I thought I had lost my love of reading somewhere in the middle of this past year of covid testing and isolation. But Goodreads says I entered the year not enjoying my very first book, Writing in Flow, Keys to Enhanced Creativity by Susan Perry.
“I just couldn’t get into it. I’ll try again.”
I didn’t try again.
And the last book I reviewed, Anything is Possible by Elizabeth Strout didn’t fare any better.
“I love her writing but I’m glad this one is done.”
There are other reviews for the thirty-four books I read in 2021, but I don’t have the patience to go read the reviews I wrote to find out how many I actually enjoyed. And when I puruse the list I can’t remember the plot to any of them.

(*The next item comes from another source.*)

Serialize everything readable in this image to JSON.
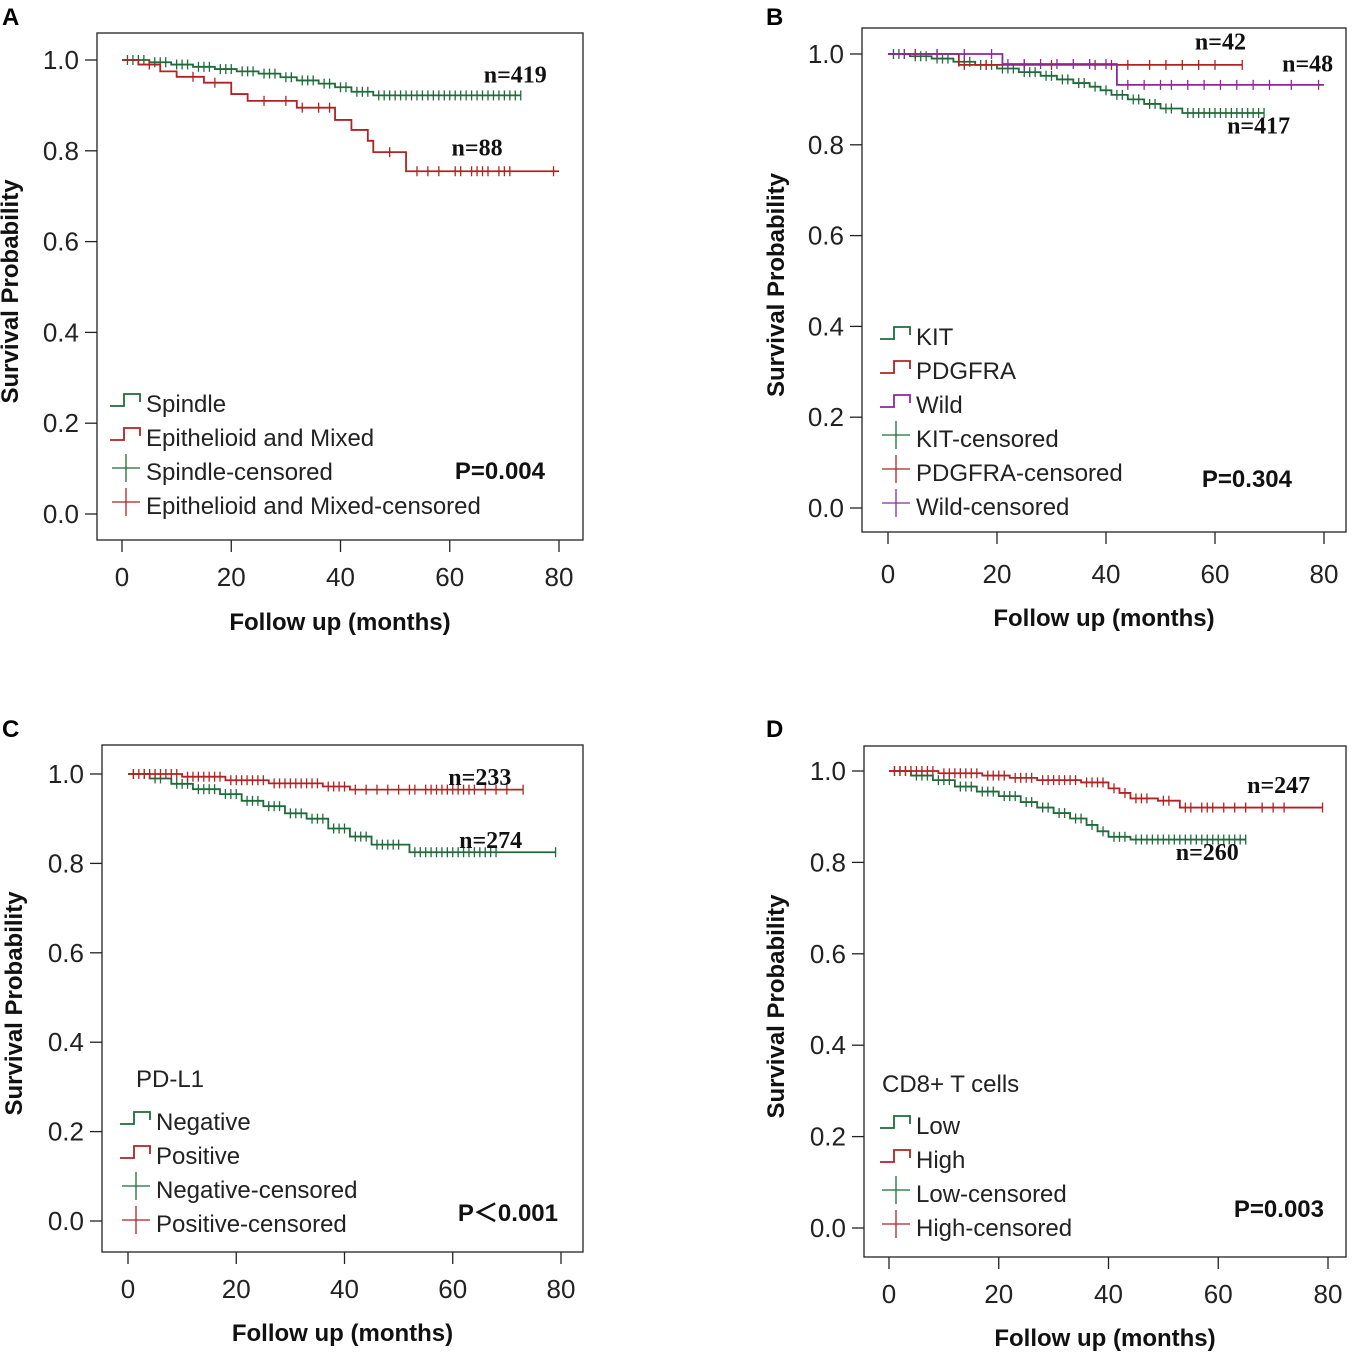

In October when I finished the Strout book I had no idea that I wouldn’t read or review another one the rest of the year.
Not reading is troubling. I have always loved to read. I miss reading. You’d think in times of stress that reading would give me an escape, that I’ve be buried in books.
And, in fact, I have plenty of books to read. I’ve started several. There are books about my camera that I need to read, books I’ve seen on daytime television that I’ve purchased impulsively, a book my aunt lent me sits on the table next to my chair.
I have no “number of books read” goal for 2022. Rather, I think, my goal this year will be to find again the pleasure of reading. I should probably start soon. January is almost half over. Who has a recomendation for something light, happy, hopeful or heartwarming?
I could sure use a librarian about now.